The net asset value is calculated from the company’s balance sheet. However, when determining the inheritance tax valuation, an adjustment must be made to the assets using the inheritance tax assessed value, such as by calculating unrealized gains. For example, even if the value of the property on the books is 100 million yen based on the acquisition price, if the assessed value for inheritance tax purposes is 150 million yen (which is about 0.7 times of the market value because it is calculated using land assessment value, etc.), the total assets based on the inheritance tax assessed value will be calculated by reflecting 50 million yen of unrealized gains.

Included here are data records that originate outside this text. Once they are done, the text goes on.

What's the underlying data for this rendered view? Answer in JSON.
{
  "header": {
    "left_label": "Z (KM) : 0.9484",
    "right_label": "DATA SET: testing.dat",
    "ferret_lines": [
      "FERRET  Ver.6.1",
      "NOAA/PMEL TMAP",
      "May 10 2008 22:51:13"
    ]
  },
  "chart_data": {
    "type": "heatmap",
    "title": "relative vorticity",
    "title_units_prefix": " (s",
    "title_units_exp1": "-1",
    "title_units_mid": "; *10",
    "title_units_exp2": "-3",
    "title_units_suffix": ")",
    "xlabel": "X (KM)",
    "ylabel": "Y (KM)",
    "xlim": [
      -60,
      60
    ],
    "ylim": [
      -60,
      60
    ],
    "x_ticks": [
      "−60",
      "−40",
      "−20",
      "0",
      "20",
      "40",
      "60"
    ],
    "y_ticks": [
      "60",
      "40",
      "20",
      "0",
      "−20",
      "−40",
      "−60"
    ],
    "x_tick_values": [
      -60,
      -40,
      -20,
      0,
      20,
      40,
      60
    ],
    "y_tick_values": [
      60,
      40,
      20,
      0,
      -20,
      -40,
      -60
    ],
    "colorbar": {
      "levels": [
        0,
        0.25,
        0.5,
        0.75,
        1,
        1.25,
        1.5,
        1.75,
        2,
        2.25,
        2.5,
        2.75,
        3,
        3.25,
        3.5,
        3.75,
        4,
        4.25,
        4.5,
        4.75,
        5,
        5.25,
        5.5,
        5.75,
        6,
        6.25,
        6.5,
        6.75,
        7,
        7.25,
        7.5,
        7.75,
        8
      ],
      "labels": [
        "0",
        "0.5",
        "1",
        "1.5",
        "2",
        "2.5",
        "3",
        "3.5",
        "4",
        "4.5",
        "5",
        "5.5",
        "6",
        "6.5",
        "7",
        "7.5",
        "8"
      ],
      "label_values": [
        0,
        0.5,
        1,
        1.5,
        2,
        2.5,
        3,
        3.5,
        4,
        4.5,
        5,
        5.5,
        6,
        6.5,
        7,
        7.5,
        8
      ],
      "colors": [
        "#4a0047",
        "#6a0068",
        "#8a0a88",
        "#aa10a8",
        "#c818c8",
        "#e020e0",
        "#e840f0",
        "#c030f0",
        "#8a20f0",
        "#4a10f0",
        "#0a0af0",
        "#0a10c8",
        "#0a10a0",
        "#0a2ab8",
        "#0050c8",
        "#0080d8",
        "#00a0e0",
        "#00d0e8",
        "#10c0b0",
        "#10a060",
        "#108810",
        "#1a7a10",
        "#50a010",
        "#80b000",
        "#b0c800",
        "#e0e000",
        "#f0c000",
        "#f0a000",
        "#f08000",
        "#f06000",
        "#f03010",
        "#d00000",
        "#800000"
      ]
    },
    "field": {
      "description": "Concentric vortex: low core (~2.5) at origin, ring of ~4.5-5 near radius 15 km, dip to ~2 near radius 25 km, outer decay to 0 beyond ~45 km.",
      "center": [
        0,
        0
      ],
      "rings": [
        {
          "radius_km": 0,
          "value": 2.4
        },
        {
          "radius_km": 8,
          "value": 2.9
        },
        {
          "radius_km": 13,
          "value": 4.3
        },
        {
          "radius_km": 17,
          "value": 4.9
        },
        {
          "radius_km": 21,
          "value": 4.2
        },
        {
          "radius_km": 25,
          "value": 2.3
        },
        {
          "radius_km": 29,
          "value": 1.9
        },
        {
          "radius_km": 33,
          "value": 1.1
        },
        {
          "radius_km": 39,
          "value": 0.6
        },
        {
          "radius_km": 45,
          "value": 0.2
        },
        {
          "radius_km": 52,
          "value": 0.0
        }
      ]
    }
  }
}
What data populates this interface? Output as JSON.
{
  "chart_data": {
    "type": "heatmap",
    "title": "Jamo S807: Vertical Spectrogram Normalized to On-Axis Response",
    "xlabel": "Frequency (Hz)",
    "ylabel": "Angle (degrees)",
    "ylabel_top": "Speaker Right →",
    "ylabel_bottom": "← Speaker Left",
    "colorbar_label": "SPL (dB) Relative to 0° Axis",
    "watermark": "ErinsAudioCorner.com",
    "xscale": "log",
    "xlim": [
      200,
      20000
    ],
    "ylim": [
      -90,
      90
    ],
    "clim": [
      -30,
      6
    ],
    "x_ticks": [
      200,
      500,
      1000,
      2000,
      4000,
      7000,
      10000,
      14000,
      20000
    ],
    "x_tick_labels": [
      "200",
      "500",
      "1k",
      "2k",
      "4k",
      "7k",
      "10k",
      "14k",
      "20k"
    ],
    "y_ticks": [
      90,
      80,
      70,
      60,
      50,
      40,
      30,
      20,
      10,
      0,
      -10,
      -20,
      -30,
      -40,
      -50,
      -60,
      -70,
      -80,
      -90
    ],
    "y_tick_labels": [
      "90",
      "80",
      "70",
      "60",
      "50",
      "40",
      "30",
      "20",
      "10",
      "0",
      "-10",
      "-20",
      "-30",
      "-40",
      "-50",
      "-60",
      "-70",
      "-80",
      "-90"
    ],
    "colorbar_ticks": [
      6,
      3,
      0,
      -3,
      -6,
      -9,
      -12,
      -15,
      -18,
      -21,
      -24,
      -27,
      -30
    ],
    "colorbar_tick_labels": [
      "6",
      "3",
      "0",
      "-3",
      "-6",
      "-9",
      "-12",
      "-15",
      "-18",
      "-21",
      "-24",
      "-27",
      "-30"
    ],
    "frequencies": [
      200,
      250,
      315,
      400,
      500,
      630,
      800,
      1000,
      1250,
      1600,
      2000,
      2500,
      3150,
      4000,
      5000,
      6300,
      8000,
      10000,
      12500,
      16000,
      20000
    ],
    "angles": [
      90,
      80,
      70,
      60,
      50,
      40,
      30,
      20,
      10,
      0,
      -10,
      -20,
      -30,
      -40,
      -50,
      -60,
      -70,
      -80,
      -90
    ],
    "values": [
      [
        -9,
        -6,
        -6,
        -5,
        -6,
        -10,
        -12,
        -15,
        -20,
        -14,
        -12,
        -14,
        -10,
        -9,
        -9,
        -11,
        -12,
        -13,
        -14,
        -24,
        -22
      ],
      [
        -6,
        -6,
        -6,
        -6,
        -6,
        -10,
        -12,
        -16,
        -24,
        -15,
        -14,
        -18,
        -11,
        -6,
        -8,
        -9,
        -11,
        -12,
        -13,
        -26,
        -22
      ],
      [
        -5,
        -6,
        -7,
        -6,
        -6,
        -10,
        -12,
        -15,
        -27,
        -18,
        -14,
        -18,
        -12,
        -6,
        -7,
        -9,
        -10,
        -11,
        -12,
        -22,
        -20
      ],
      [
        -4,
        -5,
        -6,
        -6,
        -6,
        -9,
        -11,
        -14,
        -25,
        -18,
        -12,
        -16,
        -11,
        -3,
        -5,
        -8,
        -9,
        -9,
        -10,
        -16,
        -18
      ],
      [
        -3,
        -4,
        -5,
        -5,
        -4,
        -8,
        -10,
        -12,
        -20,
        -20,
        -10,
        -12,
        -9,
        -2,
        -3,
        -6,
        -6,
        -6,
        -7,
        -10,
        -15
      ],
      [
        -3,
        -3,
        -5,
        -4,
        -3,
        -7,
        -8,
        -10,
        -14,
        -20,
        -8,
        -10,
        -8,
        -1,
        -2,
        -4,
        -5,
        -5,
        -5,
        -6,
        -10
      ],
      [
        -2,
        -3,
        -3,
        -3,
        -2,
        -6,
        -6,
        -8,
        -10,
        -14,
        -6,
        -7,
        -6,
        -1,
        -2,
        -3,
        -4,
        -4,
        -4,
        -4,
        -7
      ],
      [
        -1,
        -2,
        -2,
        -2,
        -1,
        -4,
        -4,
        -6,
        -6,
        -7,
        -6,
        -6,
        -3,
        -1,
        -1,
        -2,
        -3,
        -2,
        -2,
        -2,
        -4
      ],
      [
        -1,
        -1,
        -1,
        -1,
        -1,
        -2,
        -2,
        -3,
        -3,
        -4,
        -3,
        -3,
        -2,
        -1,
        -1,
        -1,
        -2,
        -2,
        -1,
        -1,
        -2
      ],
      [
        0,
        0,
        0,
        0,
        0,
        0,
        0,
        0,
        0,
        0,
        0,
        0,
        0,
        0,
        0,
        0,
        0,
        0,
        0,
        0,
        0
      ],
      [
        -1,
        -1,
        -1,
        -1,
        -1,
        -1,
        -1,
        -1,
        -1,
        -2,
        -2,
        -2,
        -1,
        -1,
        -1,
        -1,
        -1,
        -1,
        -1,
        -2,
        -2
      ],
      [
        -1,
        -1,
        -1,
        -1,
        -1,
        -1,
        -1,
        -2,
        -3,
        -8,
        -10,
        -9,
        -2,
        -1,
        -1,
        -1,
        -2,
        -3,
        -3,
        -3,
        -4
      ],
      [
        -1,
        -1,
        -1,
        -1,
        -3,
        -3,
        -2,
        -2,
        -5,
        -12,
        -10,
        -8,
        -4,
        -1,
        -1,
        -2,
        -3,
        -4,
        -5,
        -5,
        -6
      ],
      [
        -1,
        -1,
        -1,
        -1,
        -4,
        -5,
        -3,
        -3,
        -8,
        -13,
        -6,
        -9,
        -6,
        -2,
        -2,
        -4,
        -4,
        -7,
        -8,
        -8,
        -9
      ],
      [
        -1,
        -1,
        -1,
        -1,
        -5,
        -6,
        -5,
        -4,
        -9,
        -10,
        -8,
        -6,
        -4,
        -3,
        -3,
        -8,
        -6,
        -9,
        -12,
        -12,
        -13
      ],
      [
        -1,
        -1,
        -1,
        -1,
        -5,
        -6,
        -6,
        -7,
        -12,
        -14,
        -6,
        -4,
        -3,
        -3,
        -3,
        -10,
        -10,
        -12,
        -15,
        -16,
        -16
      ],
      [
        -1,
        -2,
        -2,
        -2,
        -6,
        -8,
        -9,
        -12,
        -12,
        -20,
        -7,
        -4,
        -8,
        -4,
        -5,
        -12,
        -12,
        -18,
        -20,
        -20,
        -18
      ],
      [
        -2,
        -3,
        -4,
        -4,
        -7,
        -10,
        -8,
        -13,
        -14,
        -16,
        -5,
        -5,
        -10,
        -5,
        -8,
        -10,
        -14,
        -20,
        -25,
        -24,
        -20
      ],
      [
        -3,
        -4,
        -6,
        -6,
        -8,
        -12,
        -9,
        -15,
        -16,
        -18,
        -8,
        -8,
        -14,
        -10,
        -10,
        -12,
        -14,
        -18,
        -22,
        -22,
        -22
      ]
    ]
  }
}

For example, if the book value of total assets is 1 billion yen, adjusted by inheritance tax assessed value (unrealized gain) is 100 million yen, and liabilities are 700 million yen, net asset value is calculated by adding 100 million yen to 1 billion yen and then deducting 700 million yen in liabilities (1 billion yen + 100 million yen – 700 million yen = 400 million yen). However, if this calculation is left unchanged, there is a lack of consideration of future taxes on unrealized gains. Therefore, when determining the net asset value, it is necessary to deduct the amount of taxes that will be imposed in the future. If the applicable tax rate is 38%, the amount equivalent to 38% of the valuation difference must be deducted. The formula for calculating the share price using the net asset value method after taking these factors into account is as follows.
(Total asset value based on inheritance tax assessment – Total liabilities – 38% of the valuation difference) / Total number of shares issued and outstanding
*Of the above, valuation difference = net asset value based on inheritance tax assessment – book value net asset value
In the above example, valuation difference = 1.1 billion yen – 1 billion yen = 100 million yen
(1.1 billion yen – 700 million yen – 38 million yen) / 10,000 shares (total number of shares outstanding) = 36,200 yen
In the calculation of the share price using the comparable industry method, which is applicable to small and medium-sized enterprises, both the comparable industry value and the value based on the net asset value method are added together in a certain ratio (weight), so the net asset value method is also required. Please note that the unrealized gains must be adjusted for inheritance tax, and the portion of taxes to be imposed in the future must be deducted from the total asset value.